La canicule coûte aussi très cher à l’économie. C’est ce que montrent de plus en plus d’études, à mesure que se multiplient les phénomènes de vagues de chaleur partout dans le monde. Les canicules qui ont frappé la France depuis le début du printemps auraient par exemple déjà coûté 0,3 point de PIB, soit près de 9 milliards d’euros à l’économie française, selon une estimation préliminaire publiée par Allianz Trade. Dans les pays du sud de l’Europe, plus touchés par les journées caniculaires, les coûts sont encore plus élevés selon Allianz Trade : – 1,1 point de PIB en Grèce, 1,2 en Italie, et même 1,4 en Espagne pour les dernières chaleurs de mai et juin. En moyenne, les pays européens se voient ainsi amputer d’un demi-point de PIB. L’organisme d’assurance explique notamment que cette vague de chaleur particulièrement longue, intense et précoce a pesé lourdement sur la productivité des salariés, mais aussi sur les rendements agricoles.

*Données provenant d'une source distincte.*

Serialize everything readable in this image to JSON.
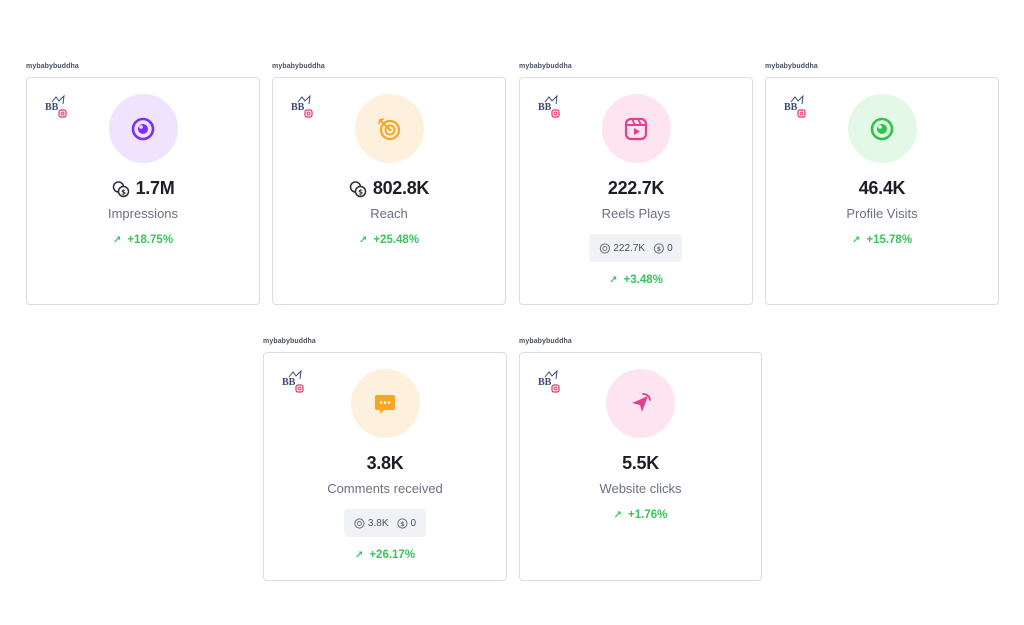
{
  "colors": {
    "positive": "#39c45a",
    "impressions_accent": "#7b2ff7",
    "reach_accent": "#f5a623",
    "reels_accent": "#e23f8f",
    "profile_accent": "#2ec44a",
    "comments_accent": "#f5a623",
    "website_accent": "#e23f8f"
  },
  "cards": [
    {
      "account": "mybabybuddha",
      "icon": "eye-icon",
      "value": "1.7M",
      "label": "Impressions",
      "change": "+18.75%",
      "has_coins": true
    },
    {
      "account": "mybabybuddha",
      "icon": "target-icon",
      "value": "802.8K",
      "label": "Reach",
      "change": "+25.48%",
      "has_coins": true
    },
    {
      "account": "mybabybuddha",
      "icon": "reels-play-icon",
      "value": "222.7K",
      "label": "Reels Plays",
      "breakdown": {
        "organic": "222.7K",
        "paid": "0"
      },
      "change": "+3.48%"
    },
    {
      "account": "mybabybuddha",
      "icon": "profile-visit-icon",
      "value": "46.4K",
      "label": "Profile Visits",
      "change": "+15.78%"
    },
    {
      "account": "mybabybuddha",
      "icon": "comment-icon",
      "value": "3.8K",
      "label": "Comments received",
      "breakdown": {
        "organic": "3.8K",
        "paid": "0"
      },
      "change": "+26.17%"
    },
    {
      "account": "mybabybuddha",
      "icon": "cursor-click-icon",
      "value": "5.5K",
      "label": "Website clicks",
      "change": "+1.76%"
    }
  ]
}
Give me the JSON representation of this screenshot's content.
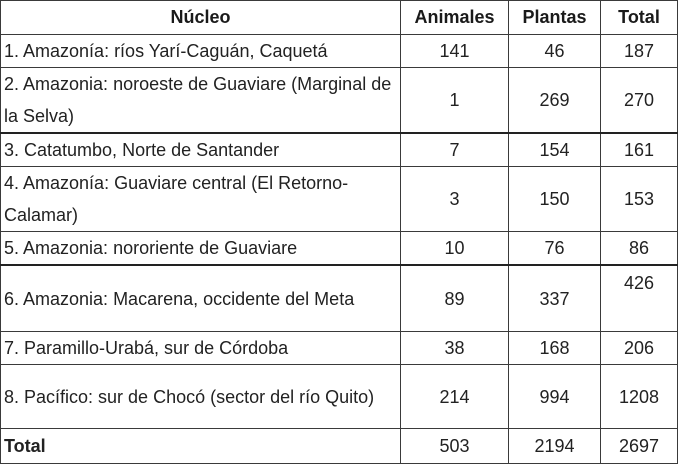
{
  "table": {
    "headers": [
      "Núcleo",
      "Animales",
      "Plantas",
      "Total"
    ],
    "rows": [
      {
        "nucleo": "1. Amazonía: ríos Yarí-Caguán, Caquetá",
        "animales": "141",
        "plantas": "46",
        "total": "187"
      },
      {
        "nucleo": "2. Amazonia: noroeste de Guaviare (Marginal de la Selva)",
        "animales": "1",
        "plantas": "269",
        "total": "270"
      },
      {
        "nucleo": "3. Catatumbo, Norte de Santander",
        "animales": "7",
        "plantas": "154",
        "total": "161"
      },
      {
        "nucleo": "4. Amazonía: Guaviare central (El Retorno-Calamar)",
        "animales": "3",
        "plantas": "150",
        "total": "153"
      },
      {
        "nucleo": "5. Amazonia: nororiente de Guaviare",
        "animales": "10",
        "plantas": "76",
        "total": "86"
      },
      {
        "nucleo": "6. Amazonia: Macarena, occidente del Meta",
        "animales": "89",
        "plantas": "337",
        "total": "426"
      },
      {
        "nucleo": "7. Paramillo-Urabá, sur de Córdoba",
        "animales": "38",
        "plantas": "168",
        "total": "206"
      },
      {
        "nucleo": "8. Pacífico: sur de Chocó (sector del río Quito)",
        "animales": "214",
        "plantas": "994",
        "total": "1208"
      }
    ],
    "totals": {
      "label": "Total",
      "animales": "503",
      "plantas": "2194",
      "total": "2697"
    }
  }
}
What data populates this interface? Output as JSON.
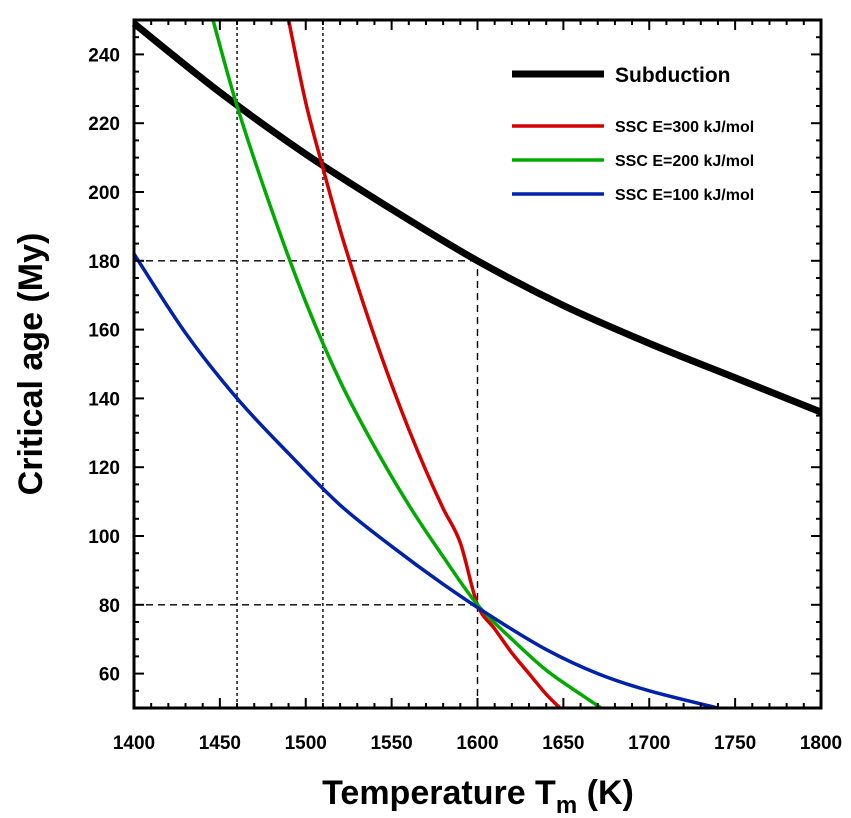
{
  "chart_data": {
    "type": "line",
    "xlabel_main": "Temperature T",
    "xlabel_sub": "m",
    "xlabel_unit": " (K)",
    "ylabel": "Critical age (My)",
    "xlim": [
      1400,
      1800
    ],
    "ylim": [
      50,
      250
    ],
    "x_ticks": [
      1400,
      1450,
      1500,
      1550,
      1600,
      1650,
      1700,
      1750,
      1800
    ],
    "y_ticks": [
      60,
      80,
      100,
      120,
      140,
      160,
      180,
      200,
      220,
      240
    ],
    "x_tick_labels": [
      "1400",
      "1450",
      "1500",
      "1550",
      "1600",
      "1650",
      "1700",
      "1750",
      "1800"
    ],
    "y_tick_labels": [
      "60",
      "80",
      "100",
      "120",
      "140",
      "160",
      "180",
      "200",
      "220",
      "240"
    ],
    "legend_position": "top-right",
    "grid": false,
    "series": [
      {
        "name": "Subduction",
        "color": "#000000",
        "style": "thick",
        "x": [
          1400,
          1450,
          1500,
          1550,
          1600,
          1650,
          1700,
          1750,
          1800
        ],
        "y": [
          249,
          229,
          211,
          195,
          180,
          167,
          156,
          146,
          136
        ]
      },
      {
        "name": "SSC E=300 kJ/mol",
        "color": "#d40000",
        "style": "normal",
        "x": [
          1490,
          1500,
          1510,
          1520,
          1530,
          1540,
          1550,
          1560,
          1570,
          1580,
          1590,
          1600,
          1610,
          1620,
          1630,
          1640,
          1648
        ],
        "y": [
          250,
          226,
          207,
          189,
          173,
          158,
          144,
          131,
          119,
          108,
          98,
          80,
          73,
          66,
          60,
          54,
          50
        ]
      },
      {
        "name": "SSC E=200 kJ/mol",
        "color": "#00aa00",
        "style": "normal",
        "x": [
          1446,
          1460,
          1480,
          1500,
          1520,
          1540,
          1560,
          1580,
          1600,
          1620,
          1640,
          1660,
          1672
        ],
        "y": [
          250,
          225,
          195,
          168,
          145,
          126,
          109,
          94,
          80,
          70,
          61,
          54,
          50
        ]
      },
      {
        "name": "SSC E=100 kJ/mol",
        "color": "#0022aa",
        "style": "normal",
        "x": [
          1400,
          1430,
          1460,
          1490,
          1520,
          1550,
          1580,
          1610,
          1640,
          1670,
          1700,
          1740
        ],
        "y": [
          182,
          159,
          140,
          124,
          109,
          97,
          86,
          76,
          67,
          60,
          55,
          50
        ]
      }
    ],
    "reference_lines": {
      "dashed_horizontal": [
        {
          "y": 180,
          "x_from": 1400,
          "x_to": 1600
        },
        {
          "y": 80,
          "x_from": 1400,
          "x_to": 1600
        }
      ],
      "dashed_vertical": [
        {
          "x": 1600,
          "y_from": 50,
          "y_to": 180
        }
      ],
      "dotted_vertical": [
        {
          "x": 1460,
          "y_from": 50,
          "y_to": 250
        },
        {
          "x": 1510,
          "y_from": 50,
          "y_to": 250
        }
      ]
    }
  }
}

Vidéo : quatre chiffres chocs pour comprendre l’ampleur de la canicule en France
D’autres études ont tenté d’évaluer le coût économique global des canicules depuis plusieurs années. L’Agence européenne de l’environnement, par exemple, estimait en 2022 que les canicules ayant touché une trentaine de pays européens entre 1980 et 2000 avaient coûté près de 60 milliards d’euros. Une étude internationale a de son côté calculé qu’entre 1992 et 2013, les vagues de chaleur avaient statistiquement coïncidé avec des variations à la baisse de la croissance économique et qu’environ 16 000 milliards de dollars ont été perdus en raison des effets des températures élevées sur la santé humaine, la productivité et la production agricole.

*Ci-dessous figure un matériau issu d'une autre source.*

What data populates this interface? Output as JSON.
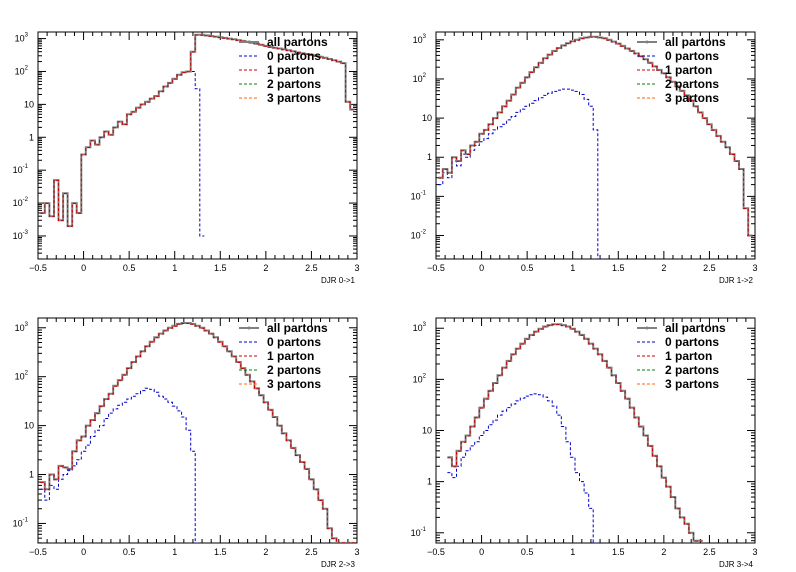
{
  "chart_data": [
    {
      "type": "line",
      "xlabel": "DJR 0->1",
      "xlim": [
        -0.5,
        3
      ],
      "ylim_log10": [
        -3.7,
        3.2
      ],
      "yscale": "log",
      "xticks": [
        "−0.5",
        "0",
        "0.5",
        "1",
        "1.5",
        "2",
        "2.5",
        "3"
      ],
      "yticks": [
        {
          "mant": "10",
          "exp": "-3",
          "log": -3
        },
        {
          "mant": "10",
          "exp": "-2",
          "log": -2
        },
        {
          "mant": "10",
          "exp": "-1",
          "log": -1
        },
        {
          "mant": "1",
          "exp": "",
          "log": 0
        },
        {
          "mant": "10",
          "exp": "",
          "log": 1
        },
        {
          "mant": "10",
          "exp": "2",
          "log": 2
        },
        {
          "mant": "10",
          "exp": "3",
          "log": 3
        }
      ],
      "legend": [
        "all partons",
        "0 partons",
        "1 parton",
        "2 partons",
        "3 partons"
      ],
      "colors": [
        "#808080",
        "#0000cc",
        "#cc0000",
        "#008000",
        "#ff6600"
      ],
      "series": [
        {
          "name": "all partons",
          "color": "#808080",
          "x": [
            -0.45,
            -0.4,
            -0.35,
            -0.3,
            -0.25,
            -0.2,
            -0.15,
            -0.1,
            -0.05,
            0.0,
            0.05,
            0.1,
            0.15,
            0.2,
            0.25,
            0.3,
            0.35,
            0.4,
            0.45,
            0.5,
            0.55,
            0.6,
            0.65,
            0.7,
            0.75,
            0.8,
            0.85,
            0.9,
            0.95,
            1.0,
            1.05,
            1.1,
            1.15,
            1.2,
            1.25,
            1.3,
            1.35,
            1.4,
            1.45,
            1.5,
            1.55,
            1.6,
            1.65,
            1.7,
            1.75,
            1.8,
            1.85,
            1.9,
            1.95,
            2.0,
            2.05,
            2.1,
            2.15,
            2.2,
            2.25,
            2.3,
            2.35,
            2.4,
            2.45,
            2.5,
            2.55,
            2.6,
            2.65,
            2.7,
            2.75,
            2.8,
            2.85,
            2.9,
            2.95
          ],
          "y": [
            0.005,
            0.01,
            0.004,
            0.05,
            0.003,
            0.02,
            0.002,
            0.01,
            0.005,
            0.3,
            0.5,
            0.8,
            0.6,
            1.0,
            1.5,
            1.2,
            2,
            3,
            2.5,
            5,
            6,
            8,
            10,
            12,
            15,
            18,
            25,
            35,
            45,
            60,
            80,
            95,
            100,
            400,
            1300,
            1300,
            1250,
            1200,
            1150,
            1100,
            1050,
            1000,
            950,
            900,
            850,
            800,
            750,
            700,
            650,
            600,
            560,
            530,
            500,
            470,
            440,
            410,
            380,
            360,
            340,
            320,
            300,
            280,
            260,
            240,
            220,
            200,
            180,
            12,
            7
          ]
        },
        {
          "name": "0 partons",
          "color": "#0000cc",
          "x": [
            -0.45,
            -0.4,
            -0.35,
            -0.3,
            -0.25,
            -0.2,
            -0.15,
            -0.1,
            -0.05,
            0.0,
            0.05,
            0.1,
            0.15,
            0.2,
            0.25,
            0.3,
            0.35,
            0.4,
            0.45,
            0.5,
            0.55,
            0.6,
            0.65,
            0.7,
            0.75,
            0.8,
            0.85,
            0.9,
            0.95,
            1.0,
            1.05,
            1.1,
            1.15,
            1.2,
            1.25,
            1.3
          ],
          "y": [
            0.005,
            0.01,
            0.004,
            0.05,
            0.003,
            0.02,
            0.002,
            0.01,
            0.005,
            0.3,
            0.5,
            0.8,
            0.6,
            1.0,
            1.5,
            1.2,
            2,
            3,
            2.5,
            5,
            6,
            8,
            10,
            12,
            15,
            18,
            25,
            35,
            45,
            60,
            80,
            95,
            100,
            100,
            30,
            0.001
          ]
        }
      ]
    },
    {
      "type": "line",
      "xlabel": "DJR 1->2",
      "xlim": [
        -0.5,
        3
      ],
      "ylim_log10": [
        -2.6,
        3.2
      ],
      "yscale": "log",
      "xticks": [
        "−0.5",
        "0",
        "0.5",
        "1",
        "1.5",
        "2",
        "2.5",
        "3"
      ],
      "yticks": [
        {
          "mant": "10",
          "exp": "-2",
          "log": -2
        },
        {
          "mant": "10",
          "exp": "-1",
          "log": -1
        },
        {
          "mant": "1",
          "exp": "",
          "log": 0
        },
        {
          "mant": "10",
          "exp": "",
          "log": 1
        },
        {
          "mant": "10",
          "exp": "2",
          "log": 2
        },
        {
          "mant": "10",
          "exp": "3",
          "log": 3
        }
      ],
      "legend": [
        "all partons",
        "0 partons",
        "1 parton",
        "2 partons",
        "3 partons"
      ],
      "colors": [
        "#808080",
        "#0000cc",
        "#cc0000",
        "#008000",
        "#ff6600"
      ],
      "series": [
        {
          "name": "all partons",
          "color": "#808080",
          "x": [
            -0.45,
            -0.4,
            -0.35,
            -0.3,
            -0.25,
            -0.2,
            -0.15,
            -0.1,
            -0.05,
            0.0,
            0.05,
            0.1,
            0.15,
            0.2,
            0.25,
            0.3,
            0.35,
            0.4,
            0.45,
            0.5,
            0.55,
            0.6,
            0.65,
            0.7,
            0.75,
            0.8,
            0.85,
            0.9,
            0.95,
            1.0,
            1.05,
            1.1,
            1.15,
            1.2,
            1.25,
            1.3,
            1.35,
            1.4,
            1.45,
            1.5,
            1.55,
            1.6,
            1.65,
            1.7,
            1.75,
            1.8,
            1.85,
            1.9,
            1.95,
            2.0,
            2.05,
            2.1,
            2.15,
            2.2,
            2.25,
            2.3,
            2.35,
            2.4,
            2.45,
            2.5,
            2.55,
            2.6,
            2.65,
            2.7,
            2.75,
            2.8,
            2.85,
            2.9,
            2.95
          ],
          "y": [
            0.3,
            0.5,
            0.4,
            1,
            0.8,
            1.5,
            1.2,
            2,
            2.5,
            4,
            5,
            7,
            10,
            14,
            20,
            28,
            40,
            60,
            80,
            110,
            150,
            200,
            260,
            340,
            420,
            520,
            620,
            720,
            820,
            920,
            1000,
            1100,
            1150,
            1200,
            1200,
            1150,
            1100,
            1000,
            900,
            800,
            700,
            600,
            520,
            450,
            380,
            320,
            260,
            210,
            170,
            140,
            110,
            85,
            65,
            50,
            38,
            28,
            20,
            14,
            10,
            7,
            5,
            3.5,
            2.5,
            1.8,
            1.2,
            0.8,
            0.5,
            0.05,
            0.01
          ]
        },
        {
          "name": "0 partons",
          "color": "#0000cc",
          "x": [
            -0.45,
            -0.4,
            -0.35,
            -0.3,
            -0.25,
            -0.2,
            -0.15,
            -0.1,
            -0.05,
            0.0,
            0.05,
            0.1,
            0.15,
            0.2,
            0.25,
            0.3,
            0.35,
            0.4,
            0.45,
            0.5,
            0.55,
            0.6,
            0.65,
            0.7,
            0.75,
            0.8,
            0.85,
            0.9,
            0.95,
            1.0,
            1.05,
            1.1,
            1.15,
            1.2,
            1.25,
            1.3
          ],
          "y": [
            0.2,
            0.4,
            0.3,
            0.8,
            0.6,
            1.2,
            1,
            1.5,
            2,
            2.5,
            3,
            4,
            5,
            6,
            7,
            9,
            11,
            14,
            17,
            20,
            24,
            28,
            33,
            38,
            43,
            48,
            52,
            55,
            55,
            52,
            48,
            40,
            30,
            20,
            5,
            0.001
          ]
        }
      ]
    },
    {
      "type": "line",
      "xlabel": "DJR 2->3",
      "xlim": [
        -0.5,
        3
      ],
      "ylim_log10": [
        -1.4,
        3.2
      ],
      "yscale": "log",
      "xticks": [
        "−0.5",
        "0",
        "0.5",
        "1",
        "1.5",
        "2",
        "2.5",
        "3"
      ],
      "yticks": [
        {
          "mant": "10",
          "exp": "-1",
          "log": -1
        },
        {
          "mant": "1",
          "exp": "",
          "log": 0
        },
        {
          "mant": "10",
          "exp": "",
          "log": 1
        },
        {
          "mant": "10",
          "exp": "2",
          "log": 2
        },
        {
          "mant": "10",
          "exp": "3",
          "log": 3
        }
      ],
      "legend": [
        "all partons",
        "0 partons",
        "1 parton",
        "2 partons",
        "3 partons"
      ],
      "colors": [
        "#808080",
        "#0000cc",
        "#cc0000",
        "#008000",
        "#ff6600"
      ],
      "series": [
        {
          "name": "all partons",
          "color": "#808080",
          "x": [
            -0.45,
            -0.4,
            -0.35,
            -0.3,
            -0.25,
            -0.2,
            -0.15,
            -0.1,
            -0.05,
            0.0,
            0.05,
            0.1,
            0.15,
            0.2,
            0.25,
            0.3,
            0.35,
            0.4,
            0.45,
            0.5,
            0.55,
            0.6,
            0.65,
            0.7,
            0.75,
            0.8,
            0.85,
            0.9,
            0.95,
            1.0,
            1.05,
            1.1,
            1.15,
            1.2,
            1.25,
            1.3,
            1.35,
            1.4,
            1.45,
            1.5,
            1.55,
            1.6,
            1.65,
            1.7,
            1.75,
            1.8,
            1.85,
            1.9,
            1.95,
            2.0,
            2.05,
            2.1,
            2.15,
            2.2,
            2.25,
            2.3,
            2.35,
            2.4,
            2.45,
            2.5,
            2.55,
            2.6,
            2.65,
            2.7,
            2.75,
            2.8,
            2.85,
            2.9,
            2.95
          ],
          "y": [
            0.7,
            0.5,
            1,
            0.8,
            1.5,
            1.4,
            1.3,
            3,
            5,
            6,
            10,
            13,
            18,
            25,
            35,
            45,
            65,
            85,
            110,
            150,
            200,
            260,
            330,
            420,
            520,
            640,
            760,
            880,
            1000,
            1100,
            1200,
            1250,
            1250,
            1200,
            1100,
            1000,
            880,
            760,
            640,
            520,
            420,
            330,
            260,
            200,
            150,
            110,
            80,
            58,
            42,
            30,
            21,
            15,
            10,
            7,
            5,
            3.5,
            2.5,
            1.8,
            1.3,
            0.8,
            0.5,
            0.3,
            0.2,
            0.08,
            0.05,
            0.04,
            0.04,
            0.04,
            0.04
          ]
        },
        {
          "name": "0 partons",
          "color": "#0000cc",
          "x": [
            -0.45,
            -0.4,
            -0.35,
            -0.3,
            -0.25,
            -0.2,
            -0.15,
            -0.1,
            -0.05,
            0.0,
            0.05,
            0.1,
            0.15,
            0.2,
            0.25,
            0.3,
            0.35,
            0.4,
            0.45,
            0.5,
            0.55,
            0.6,
            0.65,
            0.7,
            0.75,
            0.8,
            0.85,
            0.9,
            0.95,
            1.0,
            1.05,
            1.1,
            1.15,
            1.2,
            1.25
          ],
          "y": [
            0.5,
            0.3,
            0.6,
            0.5,
            0.8,
            1.0,
            1.2,
            1.5,
            2,
            3,
            4,
            6,
            8,
            10,
            14,
            18,
            22,
            26,
            30,
            35,
            40,
            45,
            52,
            58,
            55,
            48,
            40,
            35,
            30,
            25,
            20,
            15,
            8,
            3,
            0.001
          ]
        }
      ]
    },
    {
      "type": "line",
      "xlabel": "DJR 3->4",
      "xlim": [
        -0.5,
        3
      ],
      "ylim_log10": [
        -1.2,
        3.2
      ],
      "yscale": "log",
      "xticks": [
        "−0.5",
        "0",
        "0.5",
        "1",
        "1.5",
        "2",
        "2.5",
        "3"
      ],
      "yticks": [
        {
          "mant": "10",
          "exp": "-1",
          "log": -1
        },
        {
          "mant": "1",
          "exp": "",
          "log": 0
        },
        {
          "mant": "10",
          "exp": "",
          "log": 1
        },
        {
          "mant": "10",
          "exp": "2",
          "log": 2
        },
        {
          "mant": "10",
          "exp": "3",
          "log": 3
        }
      ],
      "legend": [
        "all partons",
        "0 partons",
        "1 parton",
        "2 partons",
        "3 partons"
      ],
      "colors": [
        "#808080",
        "#0000cc",
        "#cc0000",
        "#008000",
        "#ff6600"
      ],
      "series": [
        {
          "name": "all partons",
          "color": "#808080",
          "x": [
            -0.35,
            -0.3,
            -0.25,
            -0.2,
            -0.15,
            -0.1,
            -0.05,
            0.0,
            0.05,
            0.1,
            0.15,
            0.2,
            0.25,
            0.3,
            0.35,
            0.4,
            0.45,
            0.5,
            0.55,
            0.6,
            0.65,
            0.7,
            0.75,
            0.8,
            0.85,
            0.9,
            0.95,
            1.0,
            1.05,
            1.1,
            1.15,
            1.2,
            1.25,
            1.3,
            1.35,
            1.4,
            1.45,
            1.5,
            1.55,
            1.6,
            1.65,
            1.7,
            1.75,
            1.8,
            1.85,
            1.9,
            1.95,
            2.0,
            2.05,
            2.1,
            2.15,
            2.2,
            2.25,
            2.3,
            2.35,
            2.4
          ],
          "y": [
            3,
            2,
            4,
            6,
            8,
            12,
            18,
            28,
            42,
            60,
            85,
            120,
            170,
            230,
            310,
            400,
            500,
            620,
            740,
            860,
            980,
            1080,
            1150,
            1200,
            1200,
            1150,
            1080,
            980,
            860,
            740,
            620,
            500,
            400,
            310,
            230,
            170,
            120,
            85,
            60,
            42,
            28,
            18,
            12,
            8,
            5,
            3.2,
            2,
            1.2,
            0.8,
            0.5,
            0.3,
            0.2,
            0.15,
            0.1,
            0.07,
            0.07
          ]
        },
        {
          "name": "0 partons",
          "color": "#0000cc",
          "x": [
            -0.35,
            -0.3,
            -0.25,
            -0.2,
            -0.15,
            -0.1,
            -0.05,
            0.0,
            0.05,
            0.1,
            0.15,
            0.2,
            0.25,
            0.3,
            0.35,
            0.4,
            0.45,
            0.5,
            0.55,
            0.6,
            0.65,
            0.7,
            0.75,
            0.8,
            0.85,
            0.9,
            0.95,
            1.0,
            1.05,
            1.1,
            1.15,
            1.2,
            1.25
          ],
          "y": [
            1.5,
            1.2,
            2,
            3,
            4,
            5,
            6,
            8,
            10,
            13,
            16,
            20,
            24,
            28,
            33,
            38,
            43,
            47,
            50,
            52,
            50,
            45,
            38,
            30,
            20,
            12,
            6,
            3,
            1.5,
            1,
            0.6,
            0.3,
            0.001
          ]
        }
      ]
    }
  ]
}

Canicule : l’agriculture en première ligne
Le secteur agricole est d’ailleurs particulièrement affecté par les vagues de chaleur. Dans son rapport d’évaluation des impacts de la canicule de 2003, le Sénat notait ainsi une baisse globale des rendements céréaliers de près de 21%, et jusqu’à près de 30% pour l’avoine, ou le maïs. Quant à la canicule de cette année, particulièrement précoce, “les conséquences pourraient être importantes” estime l’agro-climatologue Serge Zaka. Outre des baisses conséquentes à prévoir sur les rendements céréaliers, ce dernier craint également une “croissance fortement ralentie (jusqu’à -50 % pour le melon, -80 % pour la carotte)” et une “floraison perturbée voire avortée” pour certains fruits et légumes (tomate, aubergine, poivron).
La canicule pèse également sur le secteur de la construction et des travaux publics, bien souvent contraints de faire cesser les chantiers lors de fortes chaleurs. Selon un sondage mené l’an dernier auprès des professionnels du secteur, près de 20% des entreprises de la construction en France ont ainsi subi des retards de livraisons et des arrêts de chantier liés aux vagues de chaleur. Avec la multiplication des canicules, le secteur pourrait être de plus en plus durement frappé. L’énergie, les transports et tous les secteurs exposés aux événements climatiques sont concernés.
L’exposition de l’économie aux canicules va s’amplifier
Mais c’est aussi la productivité globale de l’économie qui est affaiblie par la hausse des températures. La productivité physique décroit ainsi de près de 40% au-dessus de 32°C, et des 2/3 au-delà de 38. Lorsque la température approche des 30°C, les capacités cognitives sont aussi affectées, comme l’a notamment montré une étude de l’Université de Yale. Selon l’Organisation Internationale du travail, si les températures mondiales augmentent durablement de 1,5°C, l’équivalent de 80 millions emplois seront perdus à cause des pertes de productivité au travail induites par les fortes chaleurs dans le monde. Or, avec le réchauffement climatique, l’exposition des travailleurs à ces conditions de chaleur ne va faire que s’accentuer
Selon une étude publiée en 2021, les impacts économiques des vagues de chaleur en Europe seront multipliés par 5 d’ici 2060 (par rapport à la moyenne 1981-2010), à cause du réchauffement climatique qui rend ces phénomènes plus intenses et plus fréquents. Les grandes villes, qui produisent près des 3/4 du PIB européen, risquent d’ailleurs d’être les plus affectées. Selon un rapport publié par les experts de la Banque Mondiale, dans les villes européennes, le PIB pourrait ainsi baisser de 2,5 points par an d’ici 2050 à cause des vagues de chaleur, qui frappent particulièrement durement les espaces urbanisés. En France, les services du Premier Ministre estiment que jusqu’à 8% de la productivité globale du pays pourrait être perdue en 2080 à cause des vagues chaleur. Des pertes auxquelles il faut ajouter les coûts en matière de santé, qui explosent lors des canicules.
Ces chiffres illustrent en tout cas l’urgence pour les économies mondiales de prendre enfin à bras le corps la question de la crise climatique, par des politiques efficaces d’atténuation et d’adaptation climatique. La France, qui est encore très en retard sur l’adaptation aux vagues de chaleur, a encore du travail pour se préparer à cette nouvelle réalité climatique.